Like in his story about Carnegie Hall. As his career was taking off, thanks to his many breakthrough appearances on Letterman (sixty, he estimated at this point), Jay was booked in the hallowed New York concert venue. At first, he said, his mother found this simply astonishing. “Why are you going to be in Carnegie Hall?” he quoted her. “She thought it was a mistake.”
But of course he wanted his parents at such a prestigious show, and he got them excellent tickets in the third row back, right in the center. Behind them was a row of seven or eight college-age guys. “These guys knew all the bits from watching Letterman,” Jay said. “So whenever I started something they recognized, these guys would go
woo, woo
and start to laugh and applaud.” Jay threw himself as usual into the bit but could not help noticing from the stage that his mother was turning around in her seat.
“She starts to go, ‘Shush! Shush!’ She’s trying to shush them.”
Appalled, Jay stopped his act to speak out to his mother. “Mom! You don’t shush people.” He realized it was another example of his mother being somehow humiliated and embarrassed by the attention he was getting. It made her completely uncomfortable.

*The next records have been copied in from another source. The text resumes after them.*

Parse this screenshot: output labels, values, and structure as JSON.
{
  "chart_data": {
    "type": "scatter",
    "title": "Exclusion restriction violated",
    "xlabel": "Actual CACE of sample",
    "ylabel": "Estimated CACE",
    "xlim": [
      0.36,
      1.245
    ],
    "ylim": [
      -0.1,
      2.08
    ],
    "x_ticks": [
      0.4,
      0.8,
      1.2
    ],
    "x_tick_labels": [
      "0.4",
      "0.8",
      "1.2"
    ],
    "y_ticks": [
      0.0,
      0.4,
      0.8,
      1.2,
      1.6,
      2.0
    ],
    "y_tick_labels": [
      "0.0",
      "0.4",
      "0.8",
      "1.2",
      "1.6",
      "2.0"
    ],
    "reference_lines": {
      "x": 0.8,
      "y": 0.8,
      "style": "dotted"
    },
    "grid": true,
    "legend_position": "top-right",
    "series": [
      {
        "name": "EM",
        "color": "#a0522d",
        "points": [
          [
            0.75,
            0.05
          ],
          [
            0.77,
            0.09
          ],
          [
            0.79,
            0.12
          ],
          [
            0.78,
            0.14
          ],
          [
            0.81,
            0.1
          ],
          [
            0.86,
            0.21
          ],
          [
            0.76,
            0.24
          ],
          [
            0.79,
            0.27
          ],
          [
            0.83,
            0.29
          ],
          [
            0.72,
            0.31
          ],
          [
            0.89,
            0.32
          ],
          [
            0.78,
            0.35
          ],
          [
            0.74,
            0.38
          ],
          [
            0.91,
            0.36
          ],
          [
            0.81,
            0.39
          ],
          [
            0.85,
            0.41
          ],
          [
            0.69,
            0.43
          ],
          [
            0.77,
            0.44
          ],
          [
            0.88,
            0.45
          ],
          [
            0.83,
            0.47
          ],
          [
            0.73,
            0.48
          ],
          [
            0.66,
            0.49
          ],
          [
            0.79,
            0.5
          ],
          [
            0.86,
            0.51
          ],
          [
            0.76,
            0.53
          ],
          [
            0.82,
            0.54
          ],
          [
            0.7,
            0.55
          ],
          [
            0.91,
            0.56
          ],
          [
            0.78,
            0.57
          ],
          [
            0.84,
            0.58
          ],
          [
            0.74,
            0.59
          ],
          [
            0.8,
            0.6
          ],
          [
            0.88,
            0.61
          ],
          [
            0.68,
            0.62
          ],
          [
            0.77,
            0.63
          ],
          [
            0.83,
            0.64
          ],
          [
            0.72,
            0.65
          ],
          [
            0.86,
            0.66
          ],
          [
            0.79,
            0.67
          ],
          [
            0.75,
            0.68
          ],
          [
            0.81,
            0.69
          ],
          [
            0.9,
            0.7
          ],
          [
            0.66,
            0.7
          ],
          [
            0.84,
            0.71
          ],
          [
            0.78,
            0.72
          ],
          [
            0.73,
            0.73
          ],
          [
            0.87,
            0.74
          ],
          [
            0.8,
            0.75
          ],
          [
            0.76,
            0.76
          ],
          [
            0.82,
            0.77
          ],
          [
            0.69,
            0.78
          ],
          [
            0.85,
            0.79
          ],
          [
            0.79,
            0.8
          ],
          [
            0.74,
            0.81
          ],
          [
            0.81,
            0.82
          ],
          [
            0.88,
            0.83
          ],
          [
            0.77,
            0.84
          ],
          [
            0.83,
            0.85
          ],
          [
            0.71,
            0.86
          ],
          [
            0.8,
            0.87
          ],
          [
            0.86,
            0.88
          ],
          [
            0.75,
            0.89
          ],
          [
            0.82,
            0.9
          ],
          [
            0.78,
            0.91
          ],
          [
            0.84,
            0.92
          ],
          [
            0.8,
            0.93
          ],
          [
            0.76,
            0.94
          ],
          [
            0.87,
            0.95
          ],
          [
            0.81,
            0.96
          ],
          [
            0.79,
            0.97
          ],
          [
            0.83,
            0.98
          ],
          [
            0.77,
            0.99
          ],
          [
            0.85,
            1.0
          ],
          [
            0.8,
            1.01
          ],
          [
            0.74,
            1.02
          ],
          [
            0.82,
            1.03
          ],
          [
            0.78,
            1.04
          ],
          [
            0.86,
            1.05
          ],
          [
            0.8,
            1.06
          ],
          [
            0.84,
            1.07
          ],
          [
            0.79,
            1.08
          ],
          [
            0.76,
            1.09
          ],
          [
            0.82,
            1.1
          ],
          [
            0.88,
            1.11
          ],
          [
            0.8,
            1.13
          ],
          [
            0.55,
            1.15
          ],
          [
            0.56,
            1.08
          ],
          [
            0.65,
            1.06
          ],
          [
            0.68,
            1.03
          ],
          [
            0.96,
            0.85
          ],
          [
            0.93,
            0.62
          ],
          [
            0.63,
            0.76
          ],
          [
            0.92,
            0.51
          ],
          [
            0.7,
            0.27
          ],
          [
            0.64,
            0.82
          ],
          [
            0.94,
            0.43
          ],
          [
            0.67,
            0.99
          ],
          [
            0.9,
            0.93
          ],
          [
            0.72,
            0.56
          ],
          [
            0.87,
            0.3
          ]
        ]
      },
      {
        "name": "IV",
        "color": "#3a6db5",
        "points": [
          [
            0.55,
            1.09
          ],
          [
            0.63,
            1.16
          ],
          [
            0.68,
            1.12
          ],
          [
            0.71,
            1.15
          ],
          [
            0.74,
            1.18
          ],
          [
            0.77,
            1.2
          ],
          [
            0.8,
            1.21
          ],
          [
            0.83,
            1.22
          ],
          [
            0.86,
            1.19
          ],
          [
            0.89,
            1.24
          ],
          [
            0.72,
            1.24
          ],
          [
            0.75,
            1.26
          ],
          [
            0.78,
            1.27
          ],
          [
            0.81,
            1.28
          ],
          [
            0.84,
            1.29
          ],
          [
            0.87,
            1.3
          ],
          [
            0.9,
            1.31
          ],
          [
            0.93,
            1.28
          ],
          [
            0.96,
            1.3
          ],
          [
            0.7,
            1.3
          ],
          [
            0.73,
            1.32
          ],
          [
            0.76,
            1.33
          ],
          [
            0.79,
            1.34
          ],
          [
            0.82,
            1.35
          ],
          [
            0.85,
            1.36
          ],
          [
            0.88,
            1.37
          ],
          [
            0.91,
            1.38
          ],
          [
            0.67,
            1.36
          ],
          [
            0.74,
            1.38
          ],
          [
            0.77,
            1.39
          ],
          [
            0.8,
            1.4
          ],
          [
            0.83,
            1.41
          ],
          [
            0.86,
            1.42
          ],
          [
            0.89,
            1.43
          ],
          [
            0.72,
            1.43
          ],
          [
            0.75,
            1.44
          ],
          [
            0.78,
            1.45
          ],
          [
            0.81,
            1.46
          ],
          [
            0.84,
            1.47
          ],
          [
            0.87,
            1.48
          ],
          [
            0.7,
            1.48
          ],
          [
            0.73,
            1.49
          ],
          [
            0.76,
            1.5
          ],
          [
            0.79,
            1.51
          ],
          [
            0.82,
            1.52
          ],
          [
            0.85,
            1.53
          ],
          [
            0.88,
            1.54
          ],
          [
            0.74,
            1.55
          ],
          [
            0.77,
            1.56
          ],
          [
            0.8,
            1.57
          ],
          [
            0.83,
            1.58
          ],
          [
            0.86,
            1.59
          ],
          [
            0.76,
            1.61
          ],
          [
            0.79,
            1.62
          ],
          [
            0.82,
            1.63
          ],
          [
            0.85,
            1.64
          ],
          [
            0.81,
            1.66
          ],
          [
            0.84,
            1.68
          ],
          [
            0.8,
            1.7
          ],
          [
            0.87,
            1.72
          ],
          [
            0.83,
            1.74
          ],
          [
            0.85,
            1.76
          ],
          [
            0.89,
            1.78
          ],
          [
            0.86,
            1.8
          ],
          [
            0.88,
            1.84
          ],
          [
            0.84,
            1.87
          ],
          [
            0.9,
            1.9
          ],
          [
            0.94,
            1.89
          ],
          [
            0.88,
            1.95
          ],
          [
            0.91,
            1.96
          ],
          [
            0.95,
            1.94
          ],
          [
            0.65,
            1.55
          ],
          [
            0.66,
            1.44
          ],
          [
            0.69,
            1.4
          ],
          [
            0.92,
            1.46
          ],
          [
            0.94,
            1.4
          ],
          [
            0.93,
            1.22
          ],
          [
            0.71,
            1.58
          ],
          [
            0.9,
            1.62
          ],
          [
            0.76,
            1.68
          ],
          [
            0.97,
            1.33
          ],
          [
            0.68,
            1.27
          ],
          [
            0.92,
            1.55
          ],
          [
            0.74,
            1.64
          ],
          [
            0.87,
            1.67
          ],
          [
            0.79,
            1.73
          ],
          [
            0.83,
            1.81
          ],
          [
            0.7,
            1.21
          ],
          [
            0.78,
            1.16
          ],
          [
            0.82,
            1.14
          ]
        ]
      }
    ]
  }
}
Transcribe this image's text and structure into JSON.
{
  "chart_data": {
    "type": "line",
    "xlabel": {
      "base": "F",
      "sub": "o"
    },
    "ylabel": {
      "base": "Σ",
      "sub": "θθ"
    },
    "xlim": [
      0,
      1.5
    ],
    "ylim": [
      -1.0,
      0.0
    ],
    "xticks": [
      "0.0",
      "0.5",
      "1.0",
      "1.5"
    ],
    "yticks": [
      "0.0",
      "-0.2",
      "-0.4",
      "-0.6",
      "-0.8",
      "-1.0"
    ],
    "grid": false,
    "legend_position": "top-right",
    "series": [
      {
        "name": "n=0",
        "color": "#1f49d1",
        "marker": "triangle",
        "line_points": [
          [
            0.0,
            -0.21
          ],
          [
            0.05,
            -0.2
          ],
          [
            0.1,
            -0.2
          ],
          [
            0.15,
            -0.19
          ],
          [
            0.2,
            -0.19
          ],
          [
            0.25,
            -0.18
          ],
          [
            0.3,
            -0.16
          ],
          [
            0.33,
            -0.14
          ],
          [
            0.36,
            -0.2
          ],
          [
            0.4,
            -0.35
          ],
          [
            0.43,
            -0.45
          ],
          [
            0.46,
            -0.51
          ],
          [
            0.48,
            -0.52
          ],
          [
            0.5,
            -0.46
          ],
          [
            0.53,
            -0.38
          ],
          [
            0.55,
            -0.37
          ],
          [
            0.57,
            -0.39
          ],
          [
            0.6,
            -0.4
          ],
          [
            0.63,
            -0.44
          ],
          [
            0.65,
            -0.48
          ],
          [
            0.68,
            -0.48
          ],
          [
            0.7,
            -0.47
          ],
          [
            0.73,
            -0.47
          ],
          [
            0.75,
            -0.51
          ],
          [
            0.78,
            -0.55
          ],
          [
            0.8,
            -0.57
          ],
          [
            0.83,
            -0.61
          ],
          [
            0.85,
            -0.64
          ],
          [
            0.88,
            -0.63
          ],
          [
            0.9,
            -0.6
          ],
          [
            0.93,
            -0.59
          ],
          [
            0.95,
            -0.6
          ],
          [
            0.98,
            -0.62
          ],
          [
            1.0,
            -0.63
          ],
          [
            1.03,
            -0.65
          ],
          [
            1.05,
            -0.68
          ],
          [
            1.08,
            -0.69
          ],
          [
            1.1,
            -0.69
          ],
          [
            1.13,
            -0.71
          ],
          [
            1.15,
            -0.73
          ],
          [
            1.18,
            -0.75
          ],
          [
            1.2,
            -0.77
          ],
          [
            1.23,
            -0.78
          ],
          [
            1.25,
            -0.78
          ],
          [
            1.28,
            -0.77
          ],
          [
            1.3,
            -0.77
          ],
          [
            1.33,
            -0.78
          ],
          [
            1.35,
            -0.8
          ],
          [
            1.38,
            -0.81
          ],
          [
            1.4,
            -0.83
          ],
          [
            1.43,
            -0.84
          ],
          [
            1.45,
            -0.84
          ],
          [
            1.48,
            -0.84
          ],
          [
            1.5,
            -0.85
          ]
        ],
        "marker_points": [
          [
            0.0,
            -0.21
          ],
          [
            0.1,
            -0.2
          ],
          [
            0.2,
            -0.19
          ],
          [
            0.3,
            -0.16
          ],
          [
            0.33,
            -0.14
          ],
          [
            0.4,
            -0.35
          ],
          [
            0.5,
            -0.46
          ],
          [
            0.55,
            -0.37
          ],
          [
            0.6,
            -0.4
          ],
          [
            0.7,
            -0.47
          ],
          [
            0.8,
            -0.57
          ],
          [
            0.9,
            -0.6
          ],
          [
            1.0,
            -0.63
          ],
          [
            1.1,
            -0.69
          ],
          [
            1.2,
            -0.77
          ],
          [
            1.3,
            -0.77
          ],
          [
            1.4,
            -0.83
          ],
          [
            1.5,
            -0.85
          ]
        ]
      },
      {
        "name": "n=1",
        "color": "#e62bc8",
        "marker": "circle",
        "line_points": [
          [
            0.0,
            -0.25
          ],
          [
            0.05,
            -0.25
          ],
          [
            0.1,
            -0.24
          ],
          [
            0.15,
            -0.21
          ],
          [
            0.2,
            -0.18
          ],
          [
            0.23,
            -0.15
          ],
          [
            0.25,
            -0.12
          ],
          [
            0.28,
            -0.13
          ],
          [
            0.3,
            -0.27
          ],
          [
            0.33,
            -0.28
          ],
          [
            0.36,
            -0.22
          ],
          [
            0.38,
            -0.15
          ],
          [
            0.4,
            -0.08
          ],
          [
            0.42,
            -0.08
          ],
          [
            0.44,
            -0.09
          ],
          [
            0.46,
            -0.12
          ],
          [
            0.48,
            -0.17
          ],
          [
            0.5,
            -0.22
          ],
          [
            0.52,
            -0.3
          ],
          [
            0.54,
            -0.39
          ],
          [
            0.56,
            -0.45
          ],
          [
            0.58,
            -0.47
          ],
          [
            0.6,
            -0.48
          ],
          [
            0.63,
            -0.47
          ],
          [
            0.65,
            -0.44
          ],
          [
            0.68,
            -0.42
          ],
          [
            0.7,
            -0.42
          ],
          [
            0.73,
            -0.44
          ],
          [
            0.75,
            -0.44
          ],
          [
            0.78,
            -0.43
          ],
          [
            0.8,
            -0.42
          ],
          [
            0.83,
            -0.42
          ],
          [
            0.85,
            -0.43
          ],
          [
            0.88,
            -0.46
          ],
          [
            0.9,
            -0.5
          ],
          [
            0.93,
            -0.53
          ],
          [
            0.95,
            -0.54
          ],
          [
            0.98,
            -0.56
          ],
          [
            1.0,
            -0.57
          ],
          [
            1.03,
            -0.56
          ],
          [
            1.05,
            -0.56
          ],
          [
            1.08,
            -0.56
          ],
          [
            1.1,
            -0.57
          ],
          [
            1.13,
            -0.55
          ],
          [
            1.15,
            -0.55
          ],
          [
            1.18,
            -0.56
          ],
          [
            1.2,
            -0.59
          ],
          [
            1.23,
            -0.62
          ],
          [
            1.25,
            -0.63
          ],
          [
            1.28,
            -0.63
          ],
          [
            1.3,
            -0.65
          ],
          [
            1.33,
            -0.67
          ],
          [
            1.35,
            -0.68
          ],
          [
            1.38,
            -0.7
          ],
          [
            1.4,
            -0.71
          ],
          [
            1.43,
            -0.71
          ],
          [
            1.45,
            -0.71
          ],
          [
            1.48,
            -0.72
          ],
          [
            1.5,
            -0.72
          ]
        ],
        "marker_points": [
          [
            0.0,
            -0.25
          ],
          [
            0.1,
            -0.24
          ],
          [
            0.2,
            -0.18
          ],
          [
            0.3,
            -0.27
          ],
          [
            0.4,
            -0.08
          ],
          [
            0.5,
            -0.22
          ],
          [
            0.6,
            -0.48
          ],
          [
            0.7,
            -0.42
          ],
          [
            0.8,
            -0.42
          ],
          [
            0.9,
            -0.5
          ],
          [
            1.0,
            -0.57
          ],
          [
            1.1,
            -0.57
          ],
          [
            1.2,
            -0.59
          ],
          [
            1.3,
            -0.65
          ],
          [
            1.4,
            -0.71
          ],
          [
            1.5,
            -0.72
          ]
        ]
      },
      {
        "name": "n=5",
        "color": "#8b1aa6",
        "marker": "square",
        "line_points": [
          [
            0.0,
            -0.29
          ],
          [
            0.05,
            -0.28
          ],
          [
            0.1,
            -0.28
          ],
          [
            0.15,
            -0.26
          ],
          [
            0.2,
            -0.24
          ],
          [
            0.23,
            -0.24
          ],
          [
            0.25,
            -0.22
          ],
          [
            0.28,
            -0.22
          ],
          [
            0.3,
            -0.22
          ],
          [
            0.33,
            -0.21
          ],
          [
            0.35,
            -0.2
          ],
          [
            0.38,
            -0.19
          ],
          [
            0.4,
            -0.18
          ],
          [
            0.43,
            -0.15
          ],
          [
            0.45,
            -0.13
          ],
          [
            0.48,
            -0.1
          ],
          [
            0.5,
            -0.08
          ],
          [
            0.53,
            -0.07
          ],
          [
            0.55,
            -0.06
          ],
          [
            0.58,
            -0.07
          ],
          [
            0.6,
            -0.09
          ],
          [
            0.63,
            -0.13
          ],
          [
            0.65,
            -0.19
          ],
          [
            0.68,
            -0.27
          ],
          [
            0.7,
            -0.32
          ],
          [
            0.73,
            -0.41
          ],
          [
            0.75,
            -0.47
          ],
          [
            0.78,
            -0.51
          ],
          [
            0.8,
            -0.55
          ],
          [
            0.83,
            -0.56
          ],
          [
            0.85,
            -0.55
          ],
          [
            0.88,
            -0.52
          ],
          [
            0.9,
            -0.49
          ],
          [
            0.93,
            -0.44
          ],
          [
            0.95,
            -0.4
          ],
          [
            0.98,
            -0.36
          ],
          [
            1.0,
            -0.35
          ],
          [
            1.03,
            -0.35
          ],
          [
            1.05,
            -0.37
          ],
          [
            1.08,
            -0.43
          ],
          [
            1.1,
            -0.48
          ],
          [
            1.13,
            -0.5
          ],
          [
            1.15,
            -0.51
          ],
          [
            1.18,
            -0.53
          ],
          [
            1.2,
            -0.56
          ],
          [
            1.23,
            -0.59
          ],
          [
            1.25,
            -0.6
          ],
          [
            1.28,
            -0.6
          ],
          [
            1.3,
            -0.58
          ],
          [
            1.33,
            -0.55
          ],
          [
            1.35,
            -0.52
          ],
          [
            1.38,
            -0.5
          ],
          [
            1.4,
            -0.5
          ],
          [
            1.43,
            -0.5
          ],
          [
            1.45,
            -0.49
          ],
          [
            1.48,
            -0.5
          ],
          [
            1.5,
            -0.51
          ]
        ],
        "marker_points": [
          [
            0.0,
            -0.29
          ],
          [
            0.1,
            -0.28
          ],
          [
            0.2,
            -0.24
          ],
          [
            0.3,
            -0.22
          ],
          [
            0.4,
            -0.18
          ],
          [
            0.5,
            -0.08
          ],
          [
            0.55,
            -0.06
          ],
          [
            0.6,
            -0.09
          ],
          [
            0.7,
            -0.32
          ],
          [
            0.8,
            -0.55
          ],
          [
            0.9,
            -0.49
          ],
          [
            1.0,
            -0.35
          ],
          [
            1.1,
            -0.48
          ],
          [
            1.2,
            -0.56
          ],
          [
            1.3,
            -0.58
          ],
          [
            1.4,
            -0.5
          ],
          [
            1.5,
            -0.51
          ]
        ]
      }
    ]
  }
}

Her discomfort seemed amplified when the contrast between her sons grew wider. Patrick’s life took unexpected turns, all unhappy in various ways—his marriage, his career. Jay, meanwhile, thrived. He started making solid money as a comic at a remarkably young age and was able to buy a house before all the other young comics in the LA scene at the time. He got on television. He was, of all things, booked into Carnegie Hall.
And then,
The Tonight Show
beckoned. It should have been a glorious accomplishment to share with his family, but it didn’t quite go that way. Jay sensed that Patrick had issues accepting his kid brother’s success. And his mother seemed to resist expressing a lot of joy about it as well. Jay, making millions, could afford to give his parents anything, but that became a sensitive area. Sometimes Jay would return home to Andover with an expensive gift for his mother—a piece of costly jewelry, for example. Jay would present it to his mother, who would quickly get fluttery and say, “Don’t tell your brother you bought this,” and then would run and hide the gift away.
Jay would explain all this and say he understood it; his brother had to feel cheated in certain ways. Patrick was stuck with the Scottish traits in the family; Jay inherited the Italian. (That’s where the good teeth and fantastic head of hair came from.) Patrick became a worrier, stressed over everything in his life. It only swelled the cloud of sadness that hung over his mother.